If your hospital-employed physician orders a complete blood count, it will probably be sent to Quest Diagnostics or LabCorp. Yet, you won’t be billed at the low Walk-In Lab discount price of $44 to $46 that I pay. If you need a CT scan, it won’t be the $403 price I found years ago. It will be hospital prices.
Large hospital systems have exploited our nation’s outdated billing systems to foist gigantic bills on Americans. Bringing much-needed transparency in hospital billing will deliver more affordable care and put patients back in control.

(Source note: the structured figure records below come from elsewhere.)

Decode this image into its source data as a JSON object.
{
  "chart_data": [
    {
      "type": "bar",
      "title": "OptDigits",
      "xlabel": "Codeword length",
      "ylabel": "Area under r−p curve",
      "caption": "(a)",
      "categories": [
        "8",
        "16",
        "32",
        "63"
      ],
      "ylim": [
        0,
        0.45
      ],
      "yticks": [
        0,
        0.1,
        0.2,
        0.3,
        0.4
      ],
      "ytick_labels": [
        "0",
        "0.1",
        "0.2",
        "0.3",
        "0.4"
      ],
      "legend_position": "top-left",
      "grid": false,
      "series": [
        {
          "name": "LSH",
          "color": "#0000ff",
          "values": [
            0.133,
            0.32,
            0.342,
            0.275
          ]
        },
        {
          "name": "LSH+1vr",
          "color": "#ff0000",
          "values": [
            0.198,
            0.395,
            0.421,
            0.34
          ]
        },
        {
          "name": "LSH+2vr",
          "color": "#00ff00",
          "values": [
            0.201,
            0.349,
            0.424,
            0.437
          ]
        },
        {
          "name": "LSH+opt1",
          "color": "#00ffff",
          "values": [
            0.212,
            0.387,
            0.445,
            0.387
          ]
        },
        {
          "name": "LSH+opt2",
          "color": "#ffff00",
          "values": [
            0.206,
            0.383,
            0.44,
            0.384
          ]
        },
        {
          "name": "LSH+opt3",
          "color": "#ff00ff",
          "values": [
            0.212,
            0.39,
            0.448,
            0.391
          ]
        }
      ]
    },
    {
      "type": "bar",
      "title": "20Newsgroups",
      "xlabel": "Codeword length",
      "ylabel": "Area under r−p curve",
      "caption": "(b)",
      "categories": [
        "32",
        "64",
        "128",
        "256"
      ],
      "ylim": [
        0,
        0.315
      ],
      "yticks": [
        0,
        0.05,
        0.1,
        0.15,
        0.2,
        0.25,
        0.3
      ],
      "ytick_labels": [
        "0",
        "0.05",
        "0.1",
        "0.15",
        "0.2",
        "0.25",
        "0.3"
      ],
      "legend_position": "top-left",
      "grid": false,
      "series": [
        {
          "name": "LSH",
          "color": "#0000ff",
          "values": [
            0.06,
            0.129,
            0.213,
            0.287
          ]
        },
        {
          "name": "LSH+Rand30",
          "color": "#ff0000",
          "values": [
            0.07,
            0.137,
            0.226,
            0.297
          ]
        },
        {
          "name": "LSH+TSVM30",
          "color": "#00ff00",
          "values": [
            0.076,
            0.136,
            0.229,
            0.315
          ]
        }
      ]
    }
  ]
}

Bobby Jindal is right. We need to put a stop to the outrageous billing that allows patients to be ambushed by hospitals that are supposedly nonprofit organizations for the good of the community.
Thanks for posting this article. You have highlighted a vitally important item.
The problem is probably worst for persons under age 65 with high-deductible insurance plans or no insurance.
For Medicare patients, I am just not sure. Let me give a personal example.
One of my regular doctors had his practice bought up by a hospital. The fees did skyrocket.
The impact on me? Zero, as far as I can tell.
Before the buyout, my bill would say, “Provider’s charge = $250, Allowable amount = $85.”
Since the buyout, my bills say “Provider’s charge = $850, Allowable amount = $85.”
(I have a Blue Cross Medicare Advantage plan which has strong market power in MN)
I hope this is the whole story, but who knows?
Incidentally, 4 or 5 states have drafted legislation to regulate facility fees. They are the same states that are always the leaders in this area – Colorado, NY, Mass., Illinois, MN.